А что, было бы лучше, если бы он взял «макаров» и пошел в парк людей грабить? На инкассаторов напал? Ларек взял штурмом? Что он с Петей сделал, то уже сделано. Петя лежит там неживой, это и не он: просто брикет мороженого мяса с костями, он боли не слышит, он не обидится, если Илья у него по карманам пошарит. Он не проклянет и мстить не будет.
Мертвые – мертвые.
Им можно вредить, ничего за это не будет.
Какая Пете разница – у него так и так этот порошок был на продажу. От него не убудет, а Илье – спасение. Что делать, если из живых никто не хочет помогать? Остается так.
Если быстро все провернуть на Трехгорке, то можно еще ночью встретиться с Гошей. И тогда утром уже сдавать деньги на загран. Может, успеют даже к четвергу сделать. Билеты на пятницу. Вот о чем надо думать.

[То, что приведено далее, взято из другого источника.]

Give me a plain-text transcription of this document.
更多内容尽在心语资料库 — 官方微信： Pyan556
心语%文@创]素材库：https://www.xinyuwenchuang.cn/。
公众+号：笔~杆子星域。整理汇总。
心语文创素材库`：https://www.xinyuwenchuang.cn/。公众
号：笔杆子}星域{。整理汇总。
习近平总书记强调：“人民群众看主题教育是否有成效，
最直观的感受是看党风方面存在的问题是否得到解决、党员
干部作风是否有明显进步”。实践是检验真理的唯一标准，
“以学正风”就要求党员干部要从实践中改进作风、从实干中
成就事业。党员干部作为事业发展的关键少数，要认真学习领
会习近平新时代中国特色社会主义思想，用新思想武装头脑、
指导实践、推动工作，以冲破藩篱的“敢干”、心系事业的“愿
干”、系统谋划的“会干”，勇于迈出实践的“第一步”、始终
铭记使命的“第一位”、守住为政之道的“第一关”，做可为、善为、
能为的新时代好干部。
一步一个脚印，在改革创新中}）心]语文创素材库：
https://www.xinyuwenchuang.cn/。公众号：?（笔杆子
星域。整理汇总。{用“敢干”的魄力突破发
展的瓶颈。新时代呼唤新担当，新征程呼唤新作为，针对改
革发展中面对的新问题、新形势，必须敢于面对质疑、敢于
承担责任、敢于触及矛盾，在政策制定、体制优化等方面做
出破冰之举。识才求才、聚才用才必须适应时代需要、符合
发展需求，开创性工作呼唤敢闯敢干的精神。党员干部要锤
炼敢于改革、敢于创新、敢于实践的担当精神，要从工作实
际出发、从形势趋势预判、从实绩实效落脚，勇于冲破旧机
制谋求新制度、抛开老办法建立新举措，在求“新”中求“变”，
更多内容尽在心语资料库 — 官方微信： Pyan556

Пока стоял на холоде, телефон молчал. Как только сел в вагон, сразу оттаял. Задрожал, принялся напевать: «Я огонь, что твою кожу жжет…»
Звонил: Хазин Юрий Андреевич.
Илья чуть не выронил его.
Сбросил. И через полминуты получил от отца сообщение: «ПОЧЕМУ У ТЕБЯ ВЫКЛЮЧЕН ТЕЛЕФОН?»
Сам набирает, первый. Зачем? Он же проклял Петю уже, отшвырнул.
Хочет еще досказать проклятий, о которых днем не додумался? Или это мать заставила его сейчас звонить? Ради мира в семье? Стиснет зубы, скажет: прощаю, а сам не простит. Или в самом деле за день остыл и решил принять сына обратно?
Илья написал ему: «Я на внедрении, не могу разговаривать».
– А писать, значит, можешь? Весь изоврался! – опять своими капитальными буквами нагромоздил ему отец. – Матери своей про внедрения рассказывай! Просто ссышь разговора, как обычно!
От сплошь заглавного и восклицательного Илья оглох на оба глаза. Нет, отец не думал с ним мириться. Он хотел Петю высечь – наконец высечь, как все детство порывался.
– Это она тебя подучила мне написать, да? Слава богу, она хоть не знает, в чем дело! – не дожидаясь от Ильи ответа, дальше хлестал он. – Да ты бы и ей рассказал, только бы меня уесть!